New York - World oil prices dipped, with traders taking profits after crude rose above the psychological $50 level this week on evidence of a fall in supplies.
In the United States, trader caution was high ahead of the long Memorial Day holiday weekend, when markets will be closed on Monday.
"It's a holiday weekend here and a lot of people are already out," said Carl Larry at Frost & Sullivan.
US benchmark West Texas Intermediate for delivery in July fell 15 cents to $49.33 a barrel on the New York Mercantile Exchange.
In London, Brent North Sea crude for July finished at $49.32 a barrel, down 27 cents from Thursday's settlement.
"The main thing is we really haven't moved far from the $50 mark here. It's lower but not a collapse, which is good," Larry said. "I think we're going to hold this level."

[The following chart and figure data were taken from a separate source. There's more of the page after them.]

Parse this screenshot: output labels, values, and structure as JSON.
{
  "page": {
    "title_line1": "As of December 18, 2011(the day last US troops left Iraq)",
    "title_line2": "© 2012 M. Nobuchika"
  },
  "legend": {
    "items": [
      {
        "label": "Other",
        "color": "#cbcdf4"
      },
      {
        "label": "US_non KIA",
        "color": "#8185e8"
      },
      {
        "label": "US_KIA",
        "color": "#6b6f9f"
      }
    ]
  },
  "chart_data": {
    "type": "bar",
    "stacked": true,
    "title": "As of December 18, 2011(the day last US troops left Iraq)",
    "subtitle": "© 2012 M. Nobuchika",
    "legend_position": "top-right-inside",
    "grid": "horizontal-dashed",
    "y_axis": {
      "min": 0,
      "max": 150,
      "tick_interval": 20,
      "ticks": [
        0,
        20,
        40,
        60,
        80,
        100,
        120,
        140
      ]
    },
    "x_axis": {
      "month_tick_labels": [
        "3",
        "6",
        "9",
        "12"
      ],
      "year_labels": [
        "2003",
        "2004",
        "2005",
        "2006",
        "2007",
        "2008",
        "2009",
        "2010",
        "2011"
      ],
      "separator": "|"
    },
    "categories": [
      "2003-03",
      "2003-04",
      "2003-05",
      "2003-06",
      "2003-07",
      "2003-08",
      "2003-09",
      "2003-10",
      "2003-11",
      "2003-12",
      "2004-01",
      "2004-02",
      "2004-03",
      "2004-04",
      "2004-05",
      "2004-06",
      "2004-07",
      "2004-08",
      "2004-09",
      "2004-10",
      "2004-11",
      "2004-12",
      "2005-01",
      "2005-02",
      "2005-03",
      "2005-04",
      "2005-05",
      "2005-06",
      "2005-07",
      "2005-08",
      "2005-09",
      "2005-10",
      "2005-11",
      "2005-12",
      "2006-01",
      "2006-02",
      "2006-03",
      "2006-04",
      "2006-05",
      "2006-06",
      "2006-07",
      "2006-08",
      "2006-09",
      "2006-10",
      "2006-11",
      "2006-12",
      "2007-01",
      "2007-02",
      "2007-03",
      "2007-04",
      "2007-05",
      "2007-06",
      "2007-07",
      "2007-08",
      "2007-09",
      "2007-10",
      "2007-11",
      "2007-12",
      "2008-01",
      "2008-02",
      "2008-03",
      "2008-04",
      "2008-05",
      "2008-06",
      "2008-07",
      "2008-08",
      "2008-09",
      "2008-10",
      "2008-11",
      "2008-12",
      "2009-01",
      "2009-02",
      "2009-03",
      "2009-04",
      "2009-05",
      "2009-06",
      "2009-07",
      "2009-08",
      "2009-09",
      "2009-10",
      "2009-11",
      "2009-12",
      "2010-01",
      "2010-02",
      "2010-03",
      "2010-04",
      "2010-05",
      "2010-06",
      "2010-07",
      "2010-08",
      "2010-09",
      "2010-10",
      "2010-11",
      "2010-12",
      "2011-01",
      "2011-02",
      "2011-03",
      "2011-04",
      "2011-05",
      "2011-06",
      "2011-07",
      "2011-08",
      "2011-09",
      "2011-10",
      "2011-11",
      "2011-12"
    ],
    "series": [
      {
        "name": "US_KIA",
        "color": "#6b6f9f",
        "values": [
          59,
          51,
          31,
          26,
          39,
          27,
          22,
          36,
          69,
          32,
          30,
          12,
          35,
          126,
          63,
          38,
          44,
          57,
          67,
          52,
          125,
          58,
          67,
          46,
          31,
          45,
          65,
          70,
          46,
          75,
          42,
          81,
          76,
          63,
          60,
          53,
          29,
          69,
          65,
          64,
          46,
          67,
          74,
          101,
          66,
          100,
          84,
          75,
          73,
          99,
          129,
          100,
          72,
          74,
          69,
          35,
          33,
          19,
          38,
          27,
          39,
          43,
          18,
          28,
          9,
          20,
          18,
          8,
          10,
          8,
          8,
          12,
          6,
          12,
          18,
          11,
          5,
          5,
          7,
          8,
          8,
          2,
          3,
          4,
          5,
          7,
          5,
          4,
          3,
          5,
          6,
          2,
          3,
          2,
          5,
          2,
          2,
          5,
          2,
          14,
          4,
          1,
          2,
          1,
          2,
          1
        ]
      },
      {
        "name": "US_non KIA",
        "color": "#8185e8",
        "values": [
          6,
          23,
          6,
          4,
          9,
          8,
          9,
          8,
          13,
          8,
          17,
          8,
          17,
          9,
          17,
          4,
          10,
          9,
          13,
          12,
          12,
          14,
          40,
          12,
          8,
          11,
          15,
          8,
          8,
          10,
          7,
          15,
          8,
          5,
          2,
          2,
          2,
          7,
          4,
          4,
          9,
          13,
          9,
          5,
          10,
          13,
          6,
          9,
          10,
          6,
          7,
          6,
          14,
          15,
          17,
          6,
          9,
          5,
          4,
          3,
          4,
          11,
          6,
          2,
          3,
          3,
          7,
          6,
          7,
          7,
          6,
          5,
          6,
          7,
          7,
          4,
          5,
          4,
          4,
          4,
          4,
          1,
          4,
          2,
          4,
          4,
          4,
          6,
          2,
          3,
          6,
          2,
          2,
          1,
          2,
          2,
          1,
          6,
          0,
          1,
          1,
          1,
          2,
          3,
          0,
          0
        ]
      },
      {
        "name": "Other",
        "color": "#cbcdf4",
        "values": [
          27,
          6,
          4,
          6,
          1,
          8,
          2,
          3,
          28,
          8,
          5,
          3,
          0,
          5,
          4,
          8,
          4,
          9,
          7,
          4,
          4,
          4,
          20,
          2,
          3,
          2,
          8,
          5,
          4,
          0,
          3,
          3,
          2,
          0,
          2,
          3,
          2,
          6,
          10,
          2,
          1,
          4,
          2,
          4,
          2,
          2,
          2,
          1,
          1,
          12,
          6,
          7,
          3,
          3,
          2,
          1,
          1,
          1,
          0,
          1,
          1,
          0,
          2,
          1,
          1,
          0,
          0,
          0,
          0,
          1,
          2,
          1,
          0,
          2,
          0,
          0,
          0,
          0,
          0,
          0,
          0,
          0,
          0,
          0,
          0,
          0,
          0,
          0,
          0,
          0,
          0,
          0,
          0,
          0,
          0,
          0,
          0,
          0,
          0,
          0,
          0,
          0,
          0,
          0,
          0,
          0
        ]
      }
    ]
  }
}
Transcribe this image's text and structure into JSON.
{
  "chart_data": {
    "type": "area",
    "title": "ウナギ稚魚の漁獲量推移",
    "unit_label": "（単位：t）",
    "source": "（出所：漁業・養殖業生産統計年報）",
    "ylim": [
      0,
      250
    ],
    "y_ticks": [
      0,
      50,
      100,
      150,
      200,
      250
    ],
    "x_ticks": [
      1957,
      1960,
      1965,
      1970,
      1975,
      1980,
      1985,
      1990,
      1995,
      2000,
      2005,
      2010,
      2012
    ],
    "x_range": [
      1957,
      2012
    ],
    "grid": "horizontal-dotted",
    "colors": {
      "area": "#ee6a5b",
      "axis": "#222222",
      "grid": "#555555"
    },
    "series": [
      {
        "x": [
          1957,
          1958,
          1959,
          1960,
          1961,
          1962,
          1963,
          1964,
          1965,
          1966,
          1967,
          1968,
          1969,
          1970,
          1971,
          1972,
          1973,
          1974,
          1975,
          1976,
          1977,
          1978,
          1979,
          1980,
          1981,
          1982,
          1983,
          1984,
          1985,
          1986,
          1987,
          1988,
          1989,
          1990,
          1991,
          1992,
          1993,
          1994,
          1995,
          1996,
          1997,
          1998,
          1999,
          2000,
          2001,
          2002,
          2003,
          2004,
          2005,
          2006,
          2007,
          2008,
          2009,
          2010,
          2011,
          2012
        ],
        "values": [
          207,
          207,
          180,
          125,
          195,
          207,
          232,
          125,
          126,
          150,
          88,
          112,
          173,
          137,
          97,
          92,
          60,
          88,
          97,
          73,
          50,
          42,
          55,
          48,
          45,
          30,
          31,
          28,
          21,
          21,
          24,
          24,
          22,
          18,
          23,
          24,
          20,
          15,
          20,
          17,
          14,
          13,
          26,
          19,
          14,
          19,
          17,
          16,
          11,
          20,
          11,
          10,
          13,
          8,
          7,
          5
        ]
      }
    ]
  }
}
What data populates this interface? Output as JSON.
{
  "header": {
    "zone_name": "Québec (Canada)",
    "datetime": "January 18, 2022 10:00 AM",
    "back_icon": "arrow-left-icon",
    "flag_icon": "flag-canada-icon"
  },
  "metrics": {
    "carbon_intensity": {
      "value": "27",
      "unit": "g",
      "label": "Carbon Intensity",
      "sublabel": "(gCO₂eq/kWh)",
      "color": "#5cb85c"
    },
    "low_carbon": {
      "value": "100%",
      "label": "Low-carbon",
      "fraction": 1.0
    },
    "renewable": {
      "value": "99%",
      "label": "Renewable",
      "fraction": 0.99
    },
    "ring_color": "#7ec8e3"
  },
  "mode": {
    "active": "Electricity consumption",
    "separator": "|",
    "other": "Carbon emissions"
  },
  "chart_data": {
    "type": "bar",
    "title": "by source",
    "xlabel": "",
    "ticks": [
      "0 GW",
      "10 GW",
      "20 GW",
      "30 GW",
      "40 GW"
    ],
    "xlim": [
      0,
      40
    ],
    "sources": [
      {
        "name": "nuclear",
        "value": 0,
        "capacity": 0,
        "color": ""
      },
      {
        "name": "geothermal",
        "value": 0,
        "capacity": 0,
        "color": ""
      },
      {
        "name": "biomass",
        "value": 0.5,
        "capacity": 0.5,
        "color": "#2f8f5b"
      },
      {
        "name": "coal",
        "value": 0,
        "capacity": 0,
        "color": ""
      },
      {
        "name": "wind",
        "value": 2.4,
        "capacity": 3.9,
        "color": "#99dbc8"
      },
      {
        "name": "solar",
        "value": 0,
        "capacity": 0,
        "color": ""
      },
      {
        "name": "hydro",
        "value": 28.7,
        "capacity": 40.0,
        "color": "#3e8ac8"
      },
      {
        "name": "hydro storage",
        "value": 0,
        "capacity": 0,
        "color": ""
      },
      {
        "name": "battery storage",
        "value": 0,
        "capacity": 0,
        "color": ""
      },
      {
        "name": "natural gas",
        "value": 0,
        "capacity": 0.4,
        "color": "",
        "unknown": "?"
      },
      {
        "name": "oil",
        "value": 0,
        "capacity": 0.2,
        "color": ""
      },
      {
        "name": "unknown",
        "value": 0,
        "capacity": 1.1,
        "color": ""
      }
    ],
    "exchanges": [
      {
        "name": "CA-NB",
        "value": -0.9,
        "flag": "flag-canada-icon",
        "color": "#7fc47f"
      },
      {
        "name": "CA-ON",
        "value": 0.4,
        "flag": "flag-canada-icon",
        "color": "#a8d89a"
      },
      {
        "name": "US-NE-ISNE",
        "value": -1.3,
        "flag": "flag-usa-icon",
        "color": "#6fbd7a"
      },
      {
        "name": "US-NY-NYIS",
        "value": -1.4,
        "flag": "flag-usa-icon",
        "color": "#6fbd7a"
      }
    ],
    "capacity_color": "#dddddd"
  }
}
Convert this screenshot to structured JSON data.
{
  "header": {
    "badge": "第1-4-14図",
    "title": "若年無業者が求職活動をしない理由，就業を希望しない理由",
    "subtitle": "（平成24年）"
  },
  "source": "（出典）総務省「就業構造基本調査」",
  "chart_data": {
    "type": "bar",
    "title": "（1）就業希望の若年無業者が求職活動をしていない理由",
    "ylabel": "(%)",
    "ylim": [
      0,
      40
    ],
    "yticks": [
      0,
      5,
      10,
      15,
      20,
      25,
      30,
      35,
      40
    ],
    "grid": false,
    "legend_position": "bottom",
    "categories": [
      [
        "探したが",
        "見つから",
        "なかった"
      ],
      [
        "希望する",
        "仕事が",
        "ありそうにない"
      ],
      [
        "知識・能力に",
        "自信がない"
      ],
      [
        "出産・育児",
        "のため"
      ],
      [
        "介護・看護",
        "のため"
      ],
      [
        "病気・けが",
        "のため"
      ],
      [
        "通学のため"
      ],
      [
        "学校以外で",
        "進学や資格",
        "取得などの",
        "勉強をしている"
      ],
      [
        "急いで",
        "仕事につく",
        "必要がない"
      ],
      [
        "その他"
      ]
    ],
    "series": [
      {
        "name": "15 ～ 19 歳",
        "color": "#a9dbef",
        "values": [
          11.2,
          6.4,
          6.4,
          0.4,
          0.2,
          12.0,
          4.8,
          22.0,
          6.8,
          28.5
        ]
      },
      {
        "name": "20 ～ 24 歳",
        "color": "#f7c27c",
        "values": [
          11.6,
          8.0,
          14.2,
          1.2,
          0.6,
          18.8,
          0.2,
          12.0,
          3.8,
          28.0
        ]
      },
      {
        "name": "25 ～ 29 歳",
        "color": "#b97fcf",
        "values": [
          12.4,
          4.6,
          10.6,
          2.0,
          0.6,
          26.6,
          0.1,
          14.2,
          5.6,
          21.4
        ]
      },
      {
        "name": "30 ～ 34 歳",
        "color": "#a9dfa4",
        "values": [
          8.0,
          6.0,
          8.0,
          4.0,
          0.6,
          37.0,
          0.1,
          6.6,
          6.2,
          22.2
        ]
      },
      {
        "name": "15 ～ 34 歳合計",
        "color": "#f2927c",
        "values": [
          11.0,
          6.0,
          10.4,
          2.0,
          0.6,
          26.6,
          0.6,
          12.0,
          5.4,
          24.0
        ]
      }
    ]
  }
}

Oil prices had topped $50 a barrel for the first time this year on Thursday as production disruptions in Canada and Nigeria eased short-term concerns about abundant global supplies.
Larry also cited next week's Organisation of the Petroleum Exporting Countries (OPEC) meeting to discuss world production levels as a reason for the cautious market action.
"I don't think anybody wants to trade with too much risk here," he said.
Most analysts predicted the June 2 meeting of the OPEC would not produce action to address ample global supplies.
Saudi Arabia, the cartel's kingpin, is expected to stick to its policy of fighting for market share with high crude output, Citi Futures analyst Tim Evans said.
"While the market fully anticipated that there will be no agreement to limit oil production, we still see the lack of an output cap as allowing OPEC production to trend at least somewhat higher over the next few months," Evans said.